AUTHOR=Tang Shirley N. , Walter Benjamin A. , Heimann Mary K. , Gantt Connor C. , Khan Safdar N. , Kokiko-Cochran Olga N. , Askwith Candice C. , Purmessur Devina
TITLE=In vivo Mouse Intervertebral Disc Degeneration Models and Their Utility as Translational Models of Clinical Discogenic Back Pain: A Comparative Review
JOURNAL=Frontiers in Pain Research
VOLUME=3
YEAR=2022
URL=https://www.frontiersin.org/journals/pain-research/articles/10.3389/fpain.2022.894651
DOI=10.3389/fpain.2022.894651
ISSN=2673-561X
ABSTRACT=
Low back pain is a leading cause of disability worldwide and studies have demonstrated intervertebral disc (IVD) degeneration as a major risk factor. While many in vitro models have been developed and used to study IVD pathophysiology and therapeutic strategies, the etiology of IVD degeneration is a complex multifactorial process involving crosstalk of nearby tissues and systemic effects. Thus, the use of appropriate in vivo models is necessary to fully understand the associated molecular, structural, and functional changes and how they relate to pain. Mouse models have been widely adopted due to accessibility and ease of genetic manipulation compared to other animal models. Despite their small size, mice lumbar discs demonstrate significant similarities to the human IVD in terms of geometry, structure, and mechanical properties. While several different mouse models of IVD degeneration exist, greater standardization of the methods for inducing degeneration and the development of a consistent set of output measurements could allow mouse models to become a stronger tool for clinical translation. This article reviews current mouse models of IVD degeneration in the context of clinical translation and highlights a critical set of output measurements for studying disease pathology or screening regenerative therapies with an emphasis on pain phenotyping. First, we summarized and categorized these models into genetic, age-related, and mechanically induced. Then, the outcome parameters assessed in these models are compared including, molecular, cellular, functional/structural, and pain assessments for both evoked and spontaneous pain. These comparisons highlight a set of potential key parameters that can be used to validate the model and inform its utility to screen potential therapies for IVD degeneration and their translation to the human condition.
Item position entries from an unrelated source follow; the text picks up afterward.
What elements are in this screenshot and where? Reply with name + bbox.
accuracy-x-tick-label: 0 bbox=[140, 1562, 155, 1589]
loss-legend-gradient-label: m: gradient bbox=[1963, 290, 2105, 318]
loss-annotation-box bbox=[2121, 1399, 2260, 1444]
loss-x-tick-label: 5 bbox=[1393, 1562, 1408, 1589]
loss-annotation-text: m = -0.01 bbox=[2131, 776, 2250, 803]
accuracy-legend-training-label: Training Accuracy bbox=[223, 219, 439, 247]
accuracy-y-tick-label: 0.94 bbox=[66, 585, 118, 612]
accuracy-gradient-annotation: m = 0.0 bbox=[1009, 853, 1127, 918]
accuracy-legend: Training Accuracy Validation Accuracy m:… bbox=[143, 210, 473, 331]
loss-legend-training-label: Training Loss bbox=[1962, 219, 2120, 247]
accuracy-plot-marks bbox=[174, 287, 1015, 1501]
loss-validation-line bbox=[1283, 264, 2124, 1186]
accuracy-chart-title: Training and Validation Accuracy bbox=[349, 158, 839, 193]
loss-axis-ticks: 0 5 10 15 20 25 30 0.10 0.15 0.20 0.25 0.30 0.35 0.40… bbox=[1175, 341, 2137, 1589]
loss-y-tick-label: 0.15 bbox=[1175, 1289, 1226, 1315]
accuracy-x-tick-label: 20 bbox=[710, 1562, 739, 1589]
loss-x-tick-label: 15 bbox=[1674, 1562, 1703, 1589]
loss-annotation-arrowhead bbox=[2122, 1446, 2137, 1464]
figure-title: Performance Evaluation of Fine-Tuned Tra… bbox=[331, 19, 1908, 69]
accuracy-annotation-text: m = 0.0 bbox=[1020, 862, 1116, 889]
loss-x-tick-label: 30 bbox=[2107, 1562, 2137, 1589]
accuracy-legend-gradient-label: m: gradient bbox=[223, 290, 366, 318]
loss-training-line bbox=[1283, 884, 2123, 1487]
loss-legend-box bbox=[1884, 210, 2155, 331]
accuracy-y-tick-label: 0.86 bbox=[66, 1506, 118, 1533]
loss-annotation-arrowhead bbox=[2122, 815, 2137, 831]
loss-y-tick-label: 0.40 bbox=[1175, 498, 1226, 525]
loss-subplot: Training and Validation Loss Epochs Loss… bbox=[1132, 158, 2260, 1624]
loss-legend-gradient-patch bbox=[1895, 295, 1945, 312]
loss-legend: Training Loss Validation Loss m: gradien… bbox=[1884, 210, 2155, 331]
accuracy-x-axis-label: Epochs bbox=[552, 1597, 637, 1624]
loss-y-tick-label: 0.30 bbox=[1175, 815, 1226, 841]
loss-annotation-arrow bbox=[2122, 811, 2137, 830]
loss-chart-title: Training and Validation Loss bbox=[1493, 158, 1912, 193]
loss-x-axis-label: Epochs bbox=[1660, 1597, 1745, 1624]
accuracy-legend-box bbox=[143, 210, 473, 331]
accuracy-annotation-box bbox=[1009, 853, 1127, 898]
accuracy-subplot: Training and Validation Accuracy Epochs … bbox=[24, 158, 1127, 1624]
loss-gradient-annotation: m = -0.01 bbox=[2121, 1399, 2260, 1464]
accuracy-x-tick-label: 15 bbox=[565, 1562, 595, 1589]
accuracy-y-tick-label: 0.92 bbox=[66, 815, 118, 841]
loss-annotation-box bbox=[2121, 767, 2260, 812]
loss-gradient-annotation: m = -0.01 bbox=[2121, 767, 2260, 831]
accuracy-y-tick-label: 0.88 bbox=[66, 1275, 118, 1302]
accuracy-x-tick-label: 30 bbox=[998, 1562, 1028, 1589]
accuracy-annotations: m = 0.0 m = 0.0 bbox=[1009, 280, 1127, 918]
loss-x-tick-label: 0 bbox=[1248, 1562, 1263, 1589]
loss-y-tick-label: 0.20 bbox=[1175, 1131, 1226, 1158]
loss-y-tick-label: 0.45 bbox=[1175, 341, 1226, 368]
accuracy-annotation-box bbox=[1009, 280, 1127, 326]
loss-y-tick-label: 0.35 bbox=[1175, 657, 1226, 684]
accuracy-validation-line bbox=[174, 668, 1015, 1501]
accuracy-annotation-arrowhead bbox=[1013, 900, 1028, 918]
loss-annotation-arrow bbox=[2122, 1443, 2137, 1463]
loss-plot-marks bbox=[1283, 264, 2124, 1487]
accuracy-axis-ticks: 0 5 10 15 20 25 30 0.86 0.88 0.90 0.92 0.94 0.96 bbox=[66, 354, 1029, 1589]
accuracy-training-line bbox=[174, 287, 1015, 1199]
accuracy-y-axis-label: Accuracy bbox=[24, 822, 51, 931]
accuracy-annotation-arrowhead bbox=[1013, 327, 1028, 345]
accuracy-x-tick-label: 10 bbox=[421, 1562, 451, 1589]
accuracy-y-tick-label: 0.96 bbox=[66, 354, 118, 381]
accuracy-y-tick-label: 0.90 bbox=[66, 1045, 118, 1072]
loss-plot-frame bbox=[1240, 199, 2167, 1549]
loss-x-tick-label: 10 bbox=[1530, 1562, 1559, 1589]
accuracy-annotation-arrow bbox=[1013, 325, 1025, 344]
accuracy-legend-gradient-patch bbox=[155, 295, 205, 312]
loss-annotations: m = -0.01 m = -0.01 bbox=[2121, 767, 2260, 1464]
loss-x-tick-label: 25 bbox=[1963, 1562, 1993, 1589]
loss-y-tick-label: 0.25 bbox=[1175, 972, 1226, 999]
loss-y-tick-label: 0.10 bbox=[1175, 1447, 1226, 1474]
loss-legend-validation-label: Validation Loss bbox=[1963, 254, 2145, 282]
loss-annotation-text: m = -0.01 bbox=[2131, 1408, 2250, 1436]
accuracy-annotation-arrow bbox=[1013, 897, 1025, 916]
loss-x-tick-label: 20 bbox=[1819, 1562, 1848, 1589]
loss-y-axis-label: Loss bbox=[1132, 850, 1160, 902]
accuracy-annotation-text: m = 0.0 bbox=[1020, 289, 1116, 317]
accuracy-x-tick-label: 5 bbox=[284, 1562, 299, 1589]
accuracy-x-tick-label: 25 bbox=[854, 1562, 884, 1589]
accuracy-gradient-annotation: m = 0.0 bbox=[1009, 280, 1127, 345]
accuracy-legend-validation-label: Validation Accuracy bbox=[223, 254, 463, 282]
As treatment of symptomatic pain is important, this review provides an emphasis on critical pain-like behavior assessments in mice and explores current behavioral assessments relevant to discogenic back pain. Overall, the specific research question was determined to be essential to identify the relevant model with histological staining, imaging, extracellular matrix composition, mechanics, and pain as critical parameters for assessing degeneration and regenerative strategies.